The effect of Customer Directed Care (CDC) on Mental Health in Australia
Australia has been promoting the use of a model called Customer Directed Care. In the words of Ausmed:
Consumer-directed care (or ‘CDC’), refers to a ‘self-directed’ healthcare model in which the client is afforded the right to full autonomy in all decision-making related to that care. Historically, these care decisions would be made by the care team, however CDC empowers the care recipient by aiming to improve their health literacy, so that they can play an active role in their care pathway (Ansara 2014). All home care packages in Australia are currently mandated to be based on a consumer-directed care model, fulfilling Standard 1 of the Aged Care Quality Standards: Consumer Dignity and Choice (My Aged Care 2015).
Specifically, this model provides greater choice to the customer: while it remains the care team's responsibility to give recommendations to the customer and enable them to make choices about their own healthcare, the final responsibility lies with the customer himself or herself. The care recipient has the right to delegate as much or as little of the decision-making to care providers as they wish.
Specifically, Australia follows this model in all home care packages (HCPs) as well. Home Care Packages are meant for older people who wish to receive healthcare without being shifted out of their homes into an external care home. Unfortunately, the mental health effects of the model in this context have not been studied quantitatively before. Tran and Gannon (2021) set out to fill that hole in public policy literature. They analysed data on 1780 individuals aged 65 years and older across 11 iterations of the Household, Income and Labour Dynamics in Australia (HILDA) Survey. To measure mental health, they used the MHI-5 scale.

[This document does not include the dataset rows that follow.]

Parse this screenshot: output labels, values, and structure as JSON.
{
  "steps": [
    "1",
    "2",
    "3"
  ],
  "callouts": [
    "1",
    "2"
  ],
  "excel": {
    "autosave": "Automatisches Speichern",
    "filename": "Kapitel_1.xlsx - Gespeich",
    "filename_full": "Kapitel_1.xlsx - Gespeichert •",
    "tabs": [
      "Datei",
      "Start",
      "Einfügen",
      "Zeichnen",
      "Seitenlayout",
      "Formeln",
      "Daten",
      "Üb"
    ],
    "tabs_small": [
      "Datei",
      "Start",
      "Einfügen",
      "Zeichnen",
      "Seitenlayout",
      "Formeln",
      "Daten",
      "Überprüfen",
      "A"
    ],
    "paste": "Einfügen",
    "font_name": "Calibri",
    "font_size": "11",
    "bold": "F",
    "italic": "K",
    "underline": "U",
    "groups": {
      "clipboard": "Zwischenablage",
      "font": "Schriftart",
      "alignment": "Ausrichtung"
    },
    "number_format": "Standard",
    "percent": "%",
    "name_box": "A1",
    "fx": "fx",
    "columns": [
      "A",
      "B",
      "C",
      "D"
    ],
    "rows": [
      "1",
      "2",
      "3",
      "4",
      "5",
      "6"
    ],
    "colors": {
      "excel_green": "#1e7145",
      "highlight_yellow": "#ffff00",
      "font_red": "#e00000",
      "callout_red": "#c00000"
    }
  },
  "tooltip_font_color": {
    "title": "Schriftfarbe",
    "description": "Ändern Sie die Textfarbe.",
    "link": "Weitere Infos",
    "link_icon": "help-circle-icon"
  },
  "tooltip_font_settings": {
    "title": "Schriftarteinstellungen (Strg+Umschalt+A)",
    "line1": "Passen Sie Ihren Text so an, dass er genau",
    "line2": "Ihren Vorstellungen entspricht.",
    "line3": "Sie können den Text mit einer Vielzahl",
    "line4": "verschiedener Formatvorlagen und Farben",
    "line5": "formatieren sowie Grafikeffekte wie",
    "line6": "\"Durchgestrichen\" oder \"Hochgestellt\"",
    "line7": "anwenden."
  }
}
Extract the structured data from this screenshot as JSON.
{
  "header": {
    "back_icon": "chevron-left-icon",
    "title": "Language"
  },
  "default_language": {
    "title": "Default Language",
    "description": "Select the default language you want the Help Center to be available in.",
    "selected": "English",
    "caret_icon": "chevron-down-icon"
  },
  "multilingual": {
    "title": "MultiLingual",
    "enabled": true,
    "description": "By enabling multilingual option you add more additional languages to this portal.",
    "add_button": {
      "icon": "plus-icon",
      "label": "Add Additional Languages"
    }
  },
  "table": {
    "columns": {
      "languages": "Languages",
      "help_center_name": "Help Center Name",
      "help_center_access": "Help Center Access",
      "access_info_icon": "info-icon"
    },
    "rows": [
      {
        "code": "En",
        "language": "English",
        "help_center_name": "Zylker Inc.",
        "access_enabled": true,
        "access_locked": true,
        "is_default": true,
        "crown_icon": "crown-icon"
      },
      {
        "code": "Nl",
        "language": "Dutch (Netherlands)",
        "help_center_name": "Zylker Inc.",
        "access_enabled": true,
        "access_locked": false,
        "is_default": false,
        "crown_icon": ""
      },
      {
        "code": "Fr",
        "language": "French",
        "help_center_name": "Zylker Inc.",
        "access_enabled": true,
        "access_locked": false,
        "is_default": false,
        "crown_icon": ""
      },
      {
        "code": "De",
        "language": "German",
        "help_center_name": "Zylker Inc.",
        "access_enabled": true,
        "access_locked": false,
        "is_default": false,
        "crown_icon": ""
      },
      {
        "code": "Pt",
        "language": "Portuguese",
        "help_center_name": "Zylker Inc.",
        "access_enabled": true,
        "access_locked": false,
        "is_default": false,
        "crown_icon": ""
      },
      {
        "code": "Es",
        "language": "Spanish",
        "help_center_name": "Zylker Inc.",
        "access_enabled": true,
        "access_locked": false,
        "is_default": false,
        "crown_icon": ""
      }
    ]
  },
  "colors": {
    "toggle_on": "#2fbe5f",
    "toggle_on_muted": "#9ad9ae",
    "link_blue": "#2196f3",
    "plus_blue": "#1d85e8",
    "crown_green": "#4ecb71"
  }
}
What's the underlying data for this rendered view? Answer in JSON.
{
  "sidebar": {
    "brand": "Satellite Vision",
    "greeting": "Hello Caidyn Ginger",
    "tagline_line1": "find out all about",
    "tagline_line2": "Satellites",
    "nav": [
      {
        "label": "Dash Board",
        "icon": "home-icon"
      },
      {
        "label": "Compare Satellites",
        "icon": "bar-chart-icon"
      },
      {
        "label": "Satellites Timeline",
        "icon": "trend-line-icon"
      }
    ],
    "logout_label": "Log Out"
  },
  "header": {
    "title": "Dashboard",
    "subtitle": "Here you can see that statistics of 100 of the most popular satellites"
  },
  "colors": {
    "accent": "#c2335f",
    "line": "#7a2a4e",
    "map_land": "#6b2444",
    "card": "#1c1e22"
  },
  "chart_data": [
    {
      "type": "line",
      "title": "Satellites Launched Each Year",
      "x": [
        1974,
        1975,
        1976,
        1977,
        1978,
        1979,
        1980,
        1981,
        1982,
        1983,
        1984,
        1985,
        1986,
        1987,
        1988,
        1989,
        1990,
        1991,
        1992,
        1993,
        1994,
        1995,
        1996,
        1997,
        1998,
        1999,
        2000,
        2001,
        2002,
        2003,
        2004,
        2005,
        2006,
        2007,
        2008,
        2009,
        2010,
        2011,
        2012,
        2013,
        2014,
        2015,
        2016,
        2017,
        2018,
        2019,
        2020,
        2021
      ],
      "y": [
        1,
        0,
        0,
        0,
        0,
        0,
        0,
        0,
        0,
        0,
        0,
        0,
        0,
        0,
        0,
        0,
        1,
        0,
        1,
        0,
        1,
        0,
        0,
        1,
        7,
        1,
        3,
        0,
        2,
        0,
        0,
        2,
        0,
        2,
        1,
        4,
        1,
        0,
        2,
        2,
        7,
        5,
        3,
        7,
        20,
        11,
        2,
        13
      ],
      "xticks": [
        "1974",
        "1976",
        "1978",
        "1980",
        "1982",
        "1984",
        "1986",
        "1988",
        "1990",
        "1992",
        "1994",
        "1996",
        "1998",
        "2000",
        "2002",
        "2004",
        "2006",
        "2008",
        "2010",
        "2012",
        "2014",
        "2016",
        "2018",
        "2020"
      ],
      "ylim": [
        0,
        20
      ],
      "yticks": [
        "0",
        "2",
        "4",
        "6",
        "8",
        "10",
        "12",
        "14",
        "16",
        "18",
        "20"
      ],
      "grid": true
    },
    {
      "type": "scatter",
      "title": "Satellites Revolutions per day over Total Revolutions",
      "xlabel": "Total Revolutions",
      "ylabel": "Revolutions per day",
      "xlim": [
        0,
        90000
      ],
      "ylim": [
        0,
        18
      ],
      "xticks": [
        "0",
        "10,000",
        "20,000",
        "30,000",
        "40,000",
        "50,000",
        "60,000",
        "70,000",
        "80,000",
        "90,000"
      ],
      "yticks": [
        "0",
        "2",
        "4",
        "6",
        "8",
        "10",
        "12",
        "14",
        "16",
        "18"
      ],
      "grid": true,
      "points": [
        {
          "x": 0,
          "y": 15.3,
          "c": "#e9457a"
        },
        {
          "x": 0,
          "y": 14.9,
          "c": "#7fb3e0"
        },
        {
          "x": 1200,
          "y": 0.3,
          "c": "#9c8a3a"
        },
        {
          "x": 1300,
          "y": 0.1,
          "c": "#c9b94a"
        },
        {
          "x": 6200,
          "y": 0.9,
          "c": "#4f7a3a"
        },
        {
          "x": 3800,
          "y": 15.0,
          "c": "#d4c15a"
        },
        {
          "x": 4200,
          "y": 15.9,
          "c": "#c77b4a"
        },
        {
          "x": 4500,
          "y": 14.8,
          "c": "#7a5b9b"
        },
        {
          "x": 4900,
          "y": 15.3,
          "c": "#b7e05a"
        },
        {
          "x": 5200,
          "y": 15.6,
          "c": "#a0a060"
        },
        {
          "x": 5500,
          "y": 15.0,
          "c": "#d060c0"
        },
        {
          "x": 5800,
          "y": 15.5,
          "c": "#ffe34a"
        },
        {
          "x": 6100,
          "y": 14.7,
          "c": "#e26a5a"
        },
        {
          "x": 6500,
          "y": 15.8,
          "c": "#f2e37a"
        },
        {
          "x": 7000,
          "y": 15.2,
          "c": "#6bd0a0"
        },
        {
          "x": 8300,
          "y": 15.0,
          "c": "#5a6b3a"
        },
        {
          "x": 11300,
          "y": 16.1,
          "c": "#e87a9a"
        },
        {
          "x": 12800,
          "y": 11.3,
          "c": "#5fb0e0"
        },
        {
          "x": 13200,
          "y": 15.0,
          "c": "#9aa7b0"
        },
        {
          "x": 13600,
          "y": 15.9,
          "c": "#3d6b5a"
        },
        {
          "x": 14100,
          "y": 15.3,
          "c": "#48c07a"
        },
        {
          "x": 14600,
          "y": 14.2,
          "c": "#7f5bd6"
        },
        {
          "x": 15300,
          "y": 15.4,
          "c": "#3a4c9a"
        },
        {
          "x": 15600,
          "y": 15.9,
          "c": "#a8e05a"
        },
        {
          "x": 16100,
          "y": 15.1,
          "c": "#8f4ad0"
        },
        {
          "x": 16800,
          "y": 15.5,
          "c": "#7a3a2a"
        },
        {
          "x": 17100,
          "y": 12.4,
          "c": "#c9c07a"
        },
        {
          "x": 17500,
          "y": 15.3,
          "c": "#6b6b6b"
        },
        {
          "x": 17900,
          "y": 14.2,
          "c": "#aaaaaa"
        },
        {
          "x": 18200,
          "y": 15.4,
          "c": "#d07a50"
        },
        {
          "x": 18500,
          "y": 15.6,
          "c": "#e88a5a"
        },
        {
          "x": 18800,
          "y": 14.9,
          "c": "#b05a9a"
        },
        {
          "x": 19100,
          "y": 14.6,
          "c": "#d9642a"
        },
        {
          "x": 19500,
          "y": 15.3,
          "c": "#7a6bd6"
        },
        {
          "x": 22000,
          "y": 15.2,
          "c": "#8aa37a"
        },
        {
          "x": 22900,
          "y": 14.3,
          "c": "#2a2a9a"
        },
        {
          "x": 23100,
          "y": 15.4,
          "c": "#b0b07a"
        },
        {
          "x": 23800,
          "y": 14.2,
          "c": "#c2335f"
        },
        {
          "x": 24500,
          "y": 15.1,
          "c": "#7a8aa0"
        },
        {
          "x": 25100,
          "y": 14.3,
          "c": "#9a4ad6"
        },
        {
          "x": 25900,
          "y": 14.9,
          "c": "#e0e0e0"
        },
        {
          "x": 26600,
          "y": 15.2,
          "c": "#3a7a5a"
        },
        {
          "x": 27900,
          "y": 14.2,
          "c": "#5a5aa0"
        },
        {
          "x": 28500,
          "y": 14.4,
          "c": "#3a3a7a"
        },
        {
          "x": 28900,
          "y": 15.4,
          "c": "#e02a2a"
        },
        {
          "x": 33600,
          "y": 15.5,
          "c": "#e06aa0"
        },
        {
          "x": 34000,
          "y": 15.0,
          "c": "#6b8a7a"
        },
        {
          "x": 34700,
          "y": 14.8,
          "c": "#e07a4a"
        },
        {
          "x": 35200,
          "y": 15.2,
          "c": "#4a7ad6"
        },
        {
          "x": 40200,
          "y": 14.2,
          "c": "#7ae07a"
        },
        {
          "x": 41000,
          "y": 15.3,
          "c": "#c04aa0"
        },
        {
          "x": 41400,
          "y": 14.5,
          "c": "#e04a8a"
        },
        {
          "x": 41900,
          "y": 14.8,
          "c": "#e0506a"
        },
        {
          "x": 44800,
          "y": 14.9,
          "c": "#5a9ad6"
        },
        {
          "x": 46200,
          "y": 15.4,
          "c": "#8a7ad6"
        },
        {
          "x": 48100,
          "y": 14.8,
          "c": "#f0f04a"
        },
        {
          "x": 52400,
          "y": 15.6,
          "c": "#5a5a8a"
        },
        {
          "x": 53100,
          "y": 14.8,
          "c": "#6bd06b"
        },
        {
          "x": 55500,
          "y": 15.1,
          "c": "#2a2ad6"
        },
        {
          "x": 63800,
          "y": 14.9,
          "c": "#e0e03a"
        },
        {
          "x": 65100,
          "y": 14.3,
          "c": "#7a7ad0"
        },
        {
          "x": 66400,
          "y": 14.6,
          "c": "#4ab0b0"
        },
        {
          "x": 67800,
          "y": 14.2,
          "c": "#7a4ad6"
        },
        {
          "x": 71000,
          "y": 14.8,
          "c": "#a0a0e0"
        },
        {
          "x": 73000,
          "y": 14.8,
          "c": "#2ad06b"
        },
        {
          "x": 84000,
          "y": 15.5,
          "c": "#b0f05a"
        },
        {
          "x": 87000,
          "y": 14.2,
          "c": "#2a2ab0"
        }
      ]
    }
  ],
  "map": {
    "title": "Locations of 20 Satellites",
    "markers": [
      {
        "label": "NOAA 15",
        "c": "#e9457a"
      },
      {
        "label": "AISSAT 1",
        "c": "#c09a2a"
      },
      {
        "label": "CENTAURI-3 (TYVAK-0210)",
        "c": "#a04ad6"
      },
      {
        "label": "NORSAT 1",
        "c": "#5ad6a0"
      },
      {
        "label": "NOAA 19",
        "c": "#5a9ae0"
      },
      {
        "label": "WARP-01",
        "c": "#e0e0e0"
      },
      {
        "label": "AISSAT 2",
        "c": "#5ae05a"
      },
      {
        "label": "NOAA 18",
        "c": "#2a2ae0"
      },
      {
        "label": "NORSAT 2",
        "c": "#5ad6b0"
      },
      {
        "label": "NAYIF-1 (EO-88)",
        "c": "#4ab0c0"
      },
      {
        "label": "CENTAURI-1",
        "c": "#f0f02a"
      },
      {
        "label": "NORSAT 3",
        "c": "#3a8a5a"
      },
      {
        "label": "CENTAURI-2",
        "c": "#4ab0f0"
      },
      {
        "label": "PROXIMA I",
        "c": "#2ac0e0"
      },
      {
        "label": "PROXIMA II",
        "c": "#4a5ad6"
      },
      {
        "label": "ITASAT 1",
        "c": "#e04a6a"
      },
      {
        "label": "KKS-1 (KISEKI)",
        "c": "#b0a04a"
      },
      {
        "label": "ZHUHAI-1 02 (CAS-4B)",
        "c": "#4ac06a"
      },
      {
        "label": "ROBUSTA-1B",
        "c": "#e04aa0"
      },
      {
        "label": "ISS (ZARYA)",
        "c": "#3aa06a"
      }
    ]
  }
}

The MHI-5 scale is constructed from the following items in which respondents answers to how often in the past 4 weeks they have (1) been nervous, (2) felt so down in the dumps that nothing could cheer them up, (3) felt calm and peaceful, (4) felt down, and (5) been happy. Answers to each item were coded on 1 to 6 scales where 1 represents “all the time” and 6 represents “none of the time”. All scores across each item, are summed up, then subtracted by 5 and divided by 25 to derive a 0-to-100 mental health scale.
Specifically, they find that older adults tend to have significantly worse mental health outcomes after the introduction of the CDC model (which was introduced in 2013). To make sure that this actually corresponded with the uptake of Home Care Packages, they looked at mental health scores across regions and found that regions with higher uptake of HCPs tended to have worse mental health outcomes.
In addition, the authors find that this tends to vary across educational levels as well, which they posit might be because education corresponds to financial literacy, which may cause less educated people to take on greater stress when it comes to managing their care. Similarly, access to care might be harder in non-urban areas causing more stress to rural residents. And finally, the gender disparity seen in stress levels (men are less likely to report good mental health than women) was posited by the authors to be because men tend to live in more rural areas than women in their specific sample.